Do you know anyone who has ever stopped Instagramming?
There are some people who have just, you know, gotten over it; they find less and less meaning in it. I hope it doesn’t happen to me one day, but it could. Some people want to abandon all technology and all social media because they have gotten so caught up in it. I’ve found myself caught up in it and have had to take a step back and say, “You know, let’s keep this separate from what real life is.”
Take a step back as in skip a day?
Not necessarily! It’s about being more present in the moment, with what you’re doing, in real relationships. If I’m sitting here having a conversation, I don’t need to be on (social media).
Do you have time to “like” other people’s photos?
Sooooometiiiiimes?

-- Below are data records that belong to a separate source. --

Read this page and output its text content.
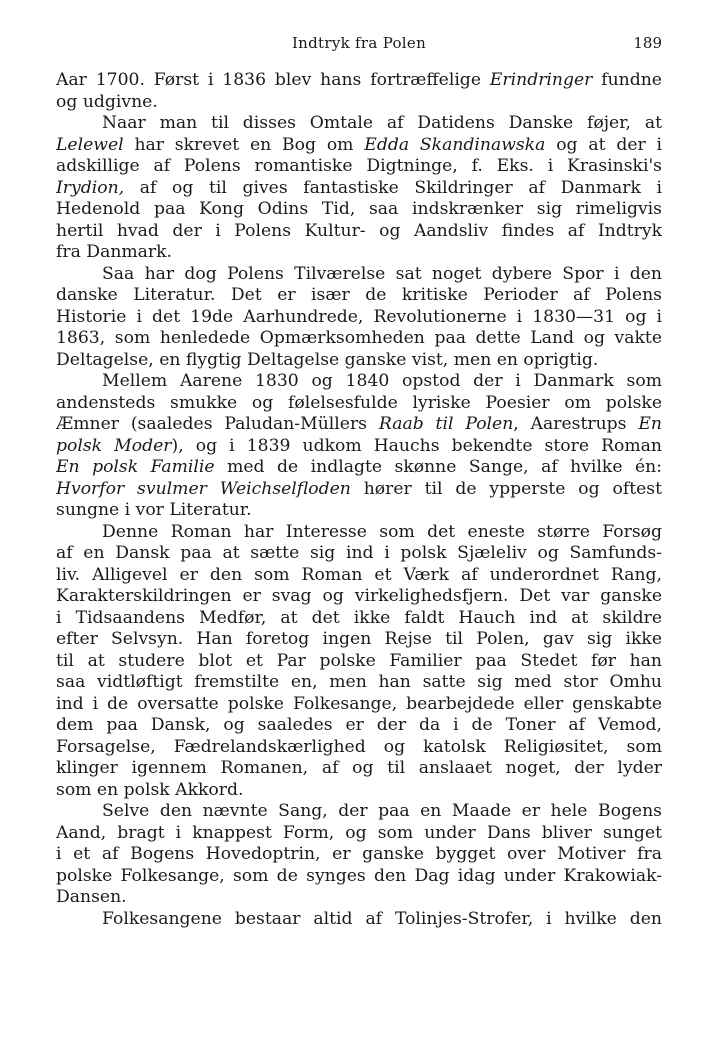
Indtryk fra Polen	189
Aar 1700. Først i 1836 blev hans fortræffelige Erindringer fundne
og udgivne.
Naar man til disses Omtale af Datidens Danske føjer, at
Lelewel har skrevet en Bog om Edda Skandinawska og at der i
adskillige af Polens romantiske Digtninge, f. Eks. i Krasinski's
Irydion, af og til gives fantastiske Skildringer af Danmark i
Hedenold paa Kong Odins Tid, saa indskrænker sig rimeligvis
hertil hvad der i Polens Kultur- og Aandsliv findes af Indtryk
fra Danmark.
Saa har dog Polens Tilværelse sat noget dybere Spor i den
danske Literatur. Det er især de kritiske Perioder af Polens
Historie i det 19de Aarhundrede, Revolutionerne i 1830—31 og i
1863, som henledede Opmærksomheden paa dette Land og vakte
Deltagelse, en flygtig Deltagelse ganske vist, men en oprigtig.
Mellem Aarene 1830 og 1840 opstod der i Danmark som
andensteds smukke og følelsesfulde lyriske Poesier om polske
Æmner (saaledes Paludan-Müllers Raab til Polen, Aarestrups En
polsk Moder), og i 1839 udkom Hauchs bekendte store Roman
En polsk Familie med de indlagte skønne Sange, af hvilke én:
Hvorfor svulmer Weichselfloden hører til de ypperste og oftest
sungne i vor Literatur.
Denne Roman har Interesse som det eneste større Forsøg
af en Dansk paa at sætte sig ind i polsk Sjæleliv og Samfunds-
liv. Alligevel er den som Roman et Værk af underordnet Rang,
Karakterskildringen er svag og virkelighedsfjern. Det var ganske
i Tidsaandens Medfør, at det ikke faldt Hauch ind at skildre
efter Selvsyn. Han foretog ingen Rejse til Polen, gav sig ikke
til at studere blot et Par polske Familier paa Stedet før han
saa vidtløftigt fremstilte en, men han satte sig med stor Omhu
ind i de oversatte polske Folkesange, bearbejdede eller genskabte
dem paa Dansk, og saaledes er der da i de Toner af Vemod,
Forsagelse, Fædrelandskærlighed og katolsk Religiøsitet, som
klinger igennem Romanen, af og til anslaaet noget, der lyder
som en polsk Akkord.
Selve den nævnte Sang, der paa en Maade er hele Bogens
Aand, bragt i knappest Form, og som under Dans bliver sunget
i et af Bogens Hovedoptrin, er ganske bygget over Motiver fra
polske Folkesange, som de synges den Dag idag under Krakowiak-
Dansen.
Folkesangene bestaar altid af Tolinjes-Strofer, i hvilke den
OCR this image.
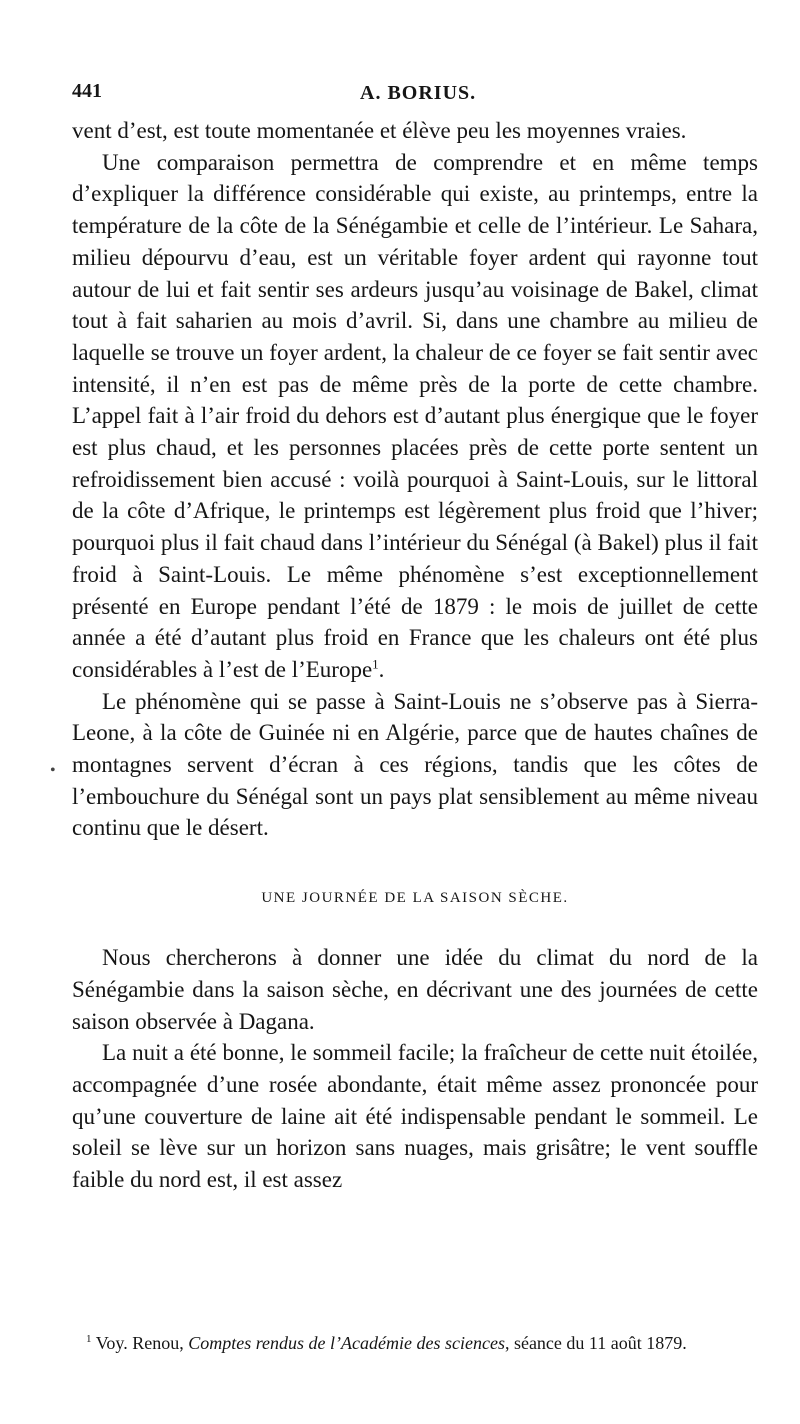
441	A. BORIUS.
•

vent d’est, est toute momentanée et élève peu les moyennes vraies.

Une comparaison permettra de comprendre et en même temps d’expliquer la différence considérable qui existe, au printemps, entre la température de la côte de la Sénégambie et celle de l’intérieur. Le Sahara, milieu dépourvu d’eau, est un véritable foyer ardent qui rayonne tout autour de lui et fait sentir ses ardeurs jusqu’au voisinage de Bakel, climat tout à fait saharien au mois d’avril. Si, dans une chambre au milieu de laquelle se trouve un foyer ardent, la chaleur de ce foyer se fait sentir avec intensité, il n’en est pas de même près de la porte de cette chambre. L’appel fait à l’air froid du dehors est d’autant plus énergique que le foyer est plus chaud, et les personnes placées près de cette porte sentent un refroidissement bien accusé : voilà pourquoi à Saint-Louis, sur le littoral de la côte d’Afrique, le printemps est légèrement plus froid que l’hiver; pourquoi plus il fait chaud dans l’intérieur du Sénégal (à Bakel) plus il fait froid à Saint-Louis. Le même phénomène s’est exceptionnellement présenté en Europe pendant l’été de 1879 : le mois de juillet de cette année a été d’autant plus froid en France que les chaleurs ont été plus considérables à l’est de l’Europe$^1$.

Le phénomène qui se passe à Saint-Louis ne s’observe pas à Sierra-Leone, à la côte de Guinée ni en Algérie, parce que de hautes chaînes de montagnes servent d’écran à ces régions, tandis que les côtes de l’embouchure du Sénégal sont un pays plat sensiblement au même niveau continu que le désert.

UNE JOURNÉE DE LA SAISON SÈCHE.

Nous chercherons à donner une idée du climat du nord de la Sénégambie dans la saison sèche, en décrivant une des journées de cette saison observée à Dagana.

La nuit a été bonne, le sommeil facile; la fraîcheur de cette nuit étoilée, accompagnée d’une rosée abondante, était même assez prononcée pour qu’une couverture de laine ait été indispensable pendant le sommeil. Le soleil se lève sur un horizon sans nuages, mais grisâtre; le vent souffle faible du nord est, il est assez

$^1$ Voy. Renou, Comptes rendus de l’Académie des sciences, séance du 11 août 1879.
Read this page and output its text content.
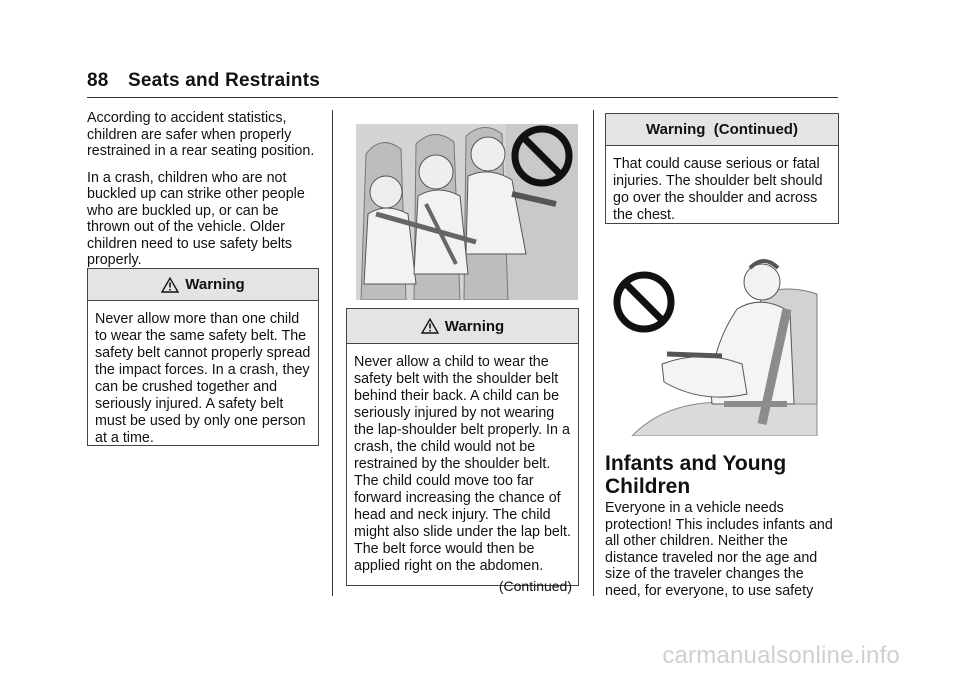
88 Seats and Restraints

According to accident statistics, children are safer when properly restrained in a rear seating position.

In a crash, children who are not buckled up can strike other people who are buckled up, or can be thrown out of the vehicle. Older children need to use safety belts properly.

Warning
Never allow more than one child to wear the same safety belt. The safety belt cannot properly spread the impact forces. In a crash, they can be crushed together and seriously injured. A safety belt must be used by only one person at a time.
Warning
Never allow a child to wear the safety belt with the shoulder belt behind their back. A child can be seriously injured by not wearing the lap-shoulder belt properly. In a crash, the child would not be restrained by the shoulder belt. The child could move too far forward increasing the chance of head and neck injury. The child might also slide under the lap belt. The belt force would then be applied right on the abdomen.
(Continued)
Warning  (Continued)
That could cause serious or fatal injuries. The shoulder belt should go over the shoulder and across the chest.
Infants and Young Children

Everyone in a vehicle needs protection! This includes infants and all other children. Neither the distance traveled nor the age and size of the traveler changes the need, for everyone, to use safety

carmanualsonline.info
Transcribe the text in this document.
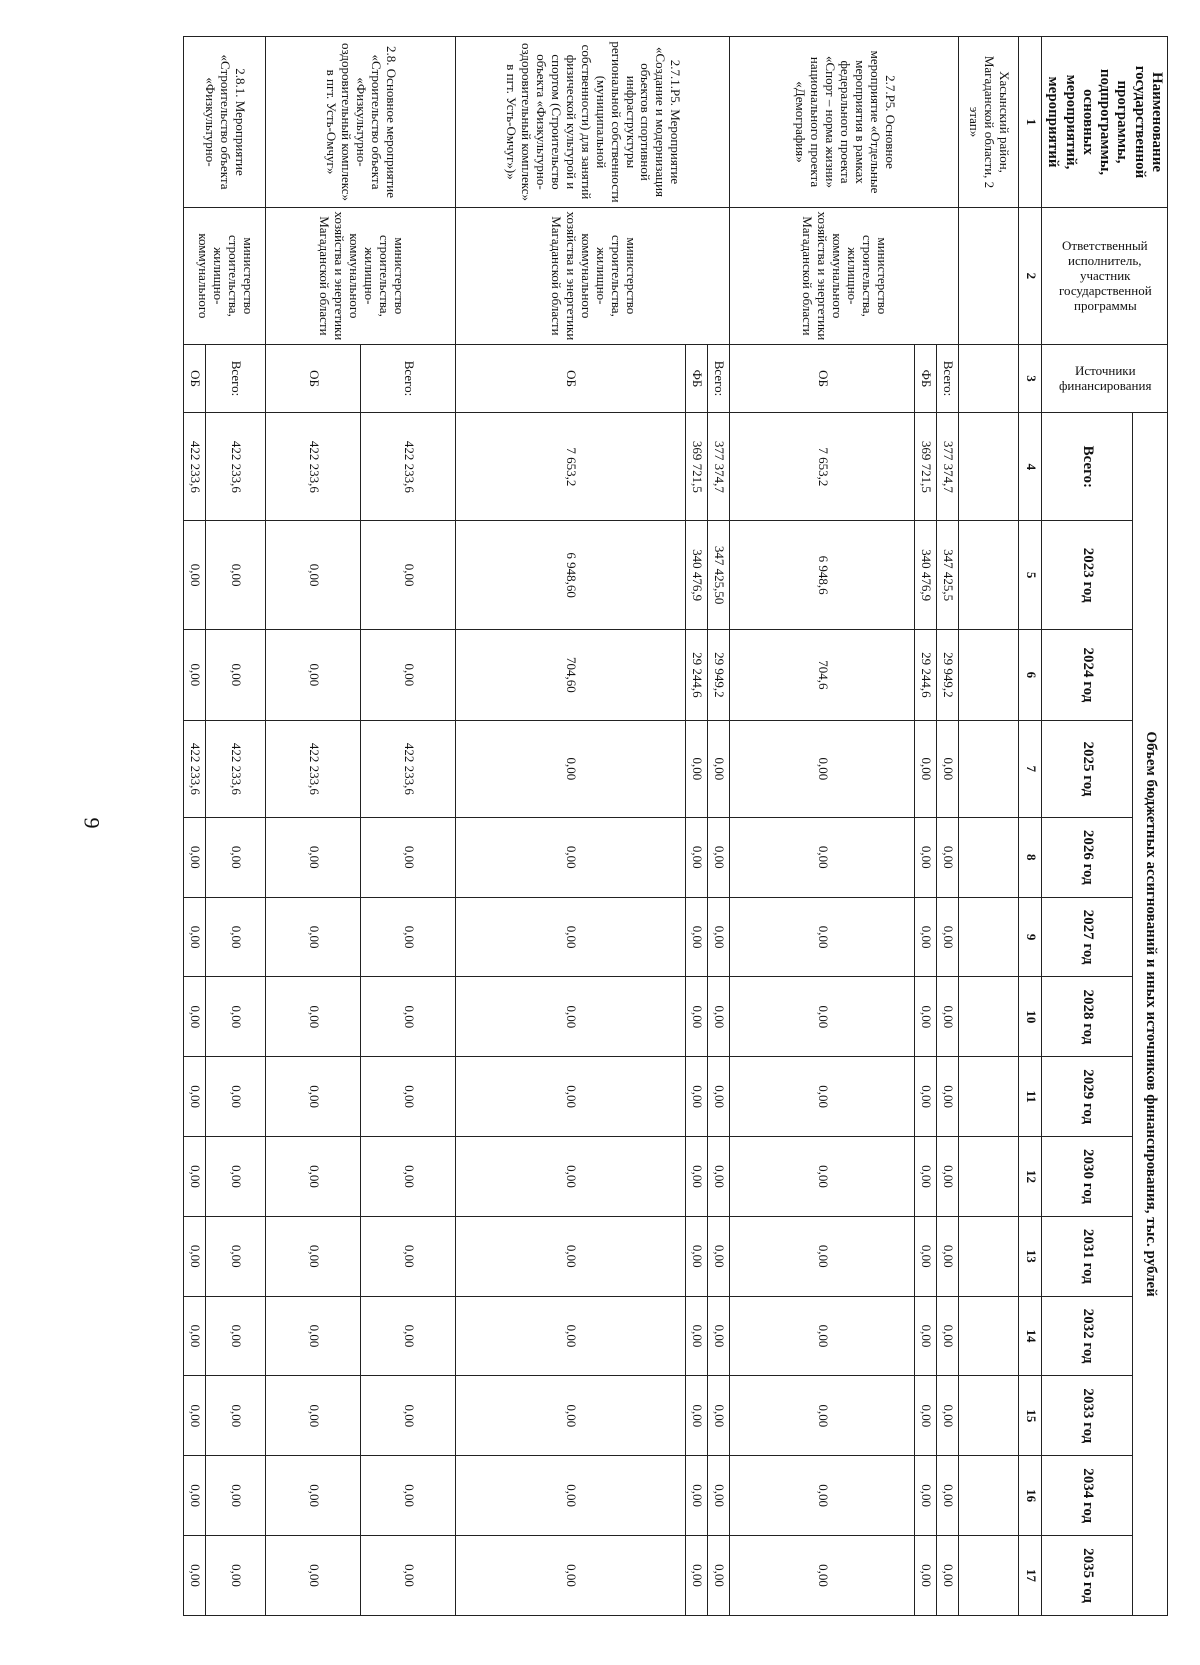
9
Наименование государственной программы, подпрограммы, основных мероприятий, мероприятий	Ответственный исполнитель, участник государственной программы	Источники финансирования	Объем бюджетных ассигнований и иных источников финансирования, тыс. рублей													
			Всего:	2023 год	2024 год	2025 год	2026 год	2027 год	2028 год	2029 год	2030 год	2031 год	2032 год	2033 год	2034 год	2035 год
1	2	3	4	5	6	7	8	9	10	11	12	13	14	15	16	17
Хасынский район, Магаданской области, 2 этап»																
2.7.Р5. Основное мероприятие «Отдельные мероприятия в рамках федерального проекта «Спорт – норма жизни» национального проекта «Демография»	министерство строительства, жилищно-коммунального хозяйства и энергетики Магаданской области	Всего:	377 374,7	347 425,5	29 949,2	0,00	0,00	0,00	0,00	0,00	0,00	0,00	0,00	0,00	0,00	0,00
		ФБ	369 721,5	340 476,9	29 244,6	0,00	0,00	0,00	0,00	0,00	0,00	0,00	0,00	0,00	0,00	0,00
		ОБ	7 653,2	6 948,6	704,6	0,00	0,00	0,00	0,00	0,00	0,00	0,00	0,00	0,00	0,00	0,00
2.7.1.Р5. Мероприятие «Создание и модернизация объектов спортивной инфраструктуры региональной собственности (муниципальной собственности) для занятий физической культурой и спортом (Строительство объекта «Физкультурно-оздоровительный комплекс» в пгт. Усть-Омчуг»)»	министерство строительства, жилищно-коммунального хозяйства и энергетики Магаданской области	Всего:	377 374,7	347 425,50	29 949,2	0,00	0,00	0,00	0,00	0,00	0,00	0,00	0,00	0,00	0,00	0,00
		ФБ	369 721,5	340 476,9	29 244,6	0,00	0,00	0,00	0,00	0,00	0,00	0,00	0,00	0,00	0,00	0,00
		ОБ	7 653,2	6 948,60	704,60	0,00	0,00	0,00	0,00	0,00	0,00	0,00	0,00	0,00	0,00	0,00
2.8. Основное мероприятие «Строительство объекта «Физкультурно-оздоровительный комплекс» в пгт. Усть-Омчуг»	министерство строительства, жилищно-коммунального хозяйства и энергетики Магаданской области	Всего:	422 233,6	0,00	0,00	422 233,6	0,00	0,00	0,00	0,00	0,00	0,00	0,00	0,00	0,00	0,00
		ОБ	422 233,6	0,00	0,00	422 233,6	0,00	0,00	0,00	0,00	0,00	0,00	0,00	0,00	0,00	0,00
2.8.1. Мероприятие «Строительство объекта «Физкультурно-	министерство строительства, жилищно-коммунального	Всего:	422 233,6	0,00	0,00	422 233,6	0,00	0,00	0,00	0,00	0,00	0,00	0,00	0,00	0,00	0,00
		ОБ	422 233,6	0,00	0,00	422 233,6	0,00	0,00	0,00	0,00	0,00	0,00	0,00	0,00	0,00	0,00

Um, yes. Well, yes and no. Being in this, you can’t just think that what you are doing is the only thing going on. And on top of the research part is the real-life sense of things: Are my friends getting married or having kids or getting new puppies?
You recently posted a pic of your new puppy.
I like not being just a food page. I’ve seen other food accounts that are so … sterile. I want there to be a personality behind it. I think people enjoy it a little bit more.
I bet you did research and found out puppy pictures get lots of likes.
Well, that, too! (Laughs) I think he’s the cutest thing ever so I’m going to share it.
Gluttonous food porn seems to be mostly snacks—McDonald’s fries and the occasional behemoth surf-and-turf lobster burger. Which categories do best?
Always the most basic things and most attainable. Everyone likes a slice of pepperoni pizza.
McDonald’s fries get likes because they’re attainable?
I love McDonald’s fries—and the rest of the world loves McDonald’s fries. You can talk all the crap you want about McDonald’s, but when you come down to the fries themselves, it’s everybody’s favorite fry. It’s iconic … and everyone has a McDonald’s right around the corner.
Can you define the term “influencer”?
I hate that word myself. It’s so nebulous. In the broadest sense, it is someone with a big following. A person who is able to influence people to do one thing—in this case, to go eat at a certain place.
How big does the following need to be?
You can have a thousand followers and be an influencer. You can have 10,000 followers and be an influencer. If one of my friends is the go-to person who always finds good and interesting things to eat, and I follow them, and they’re posting about it, they’re influencing me. To me, it’s not necessarily numbers. But to everybody else in the world, it does seem to be the number of people who are following you and how much engagement you get.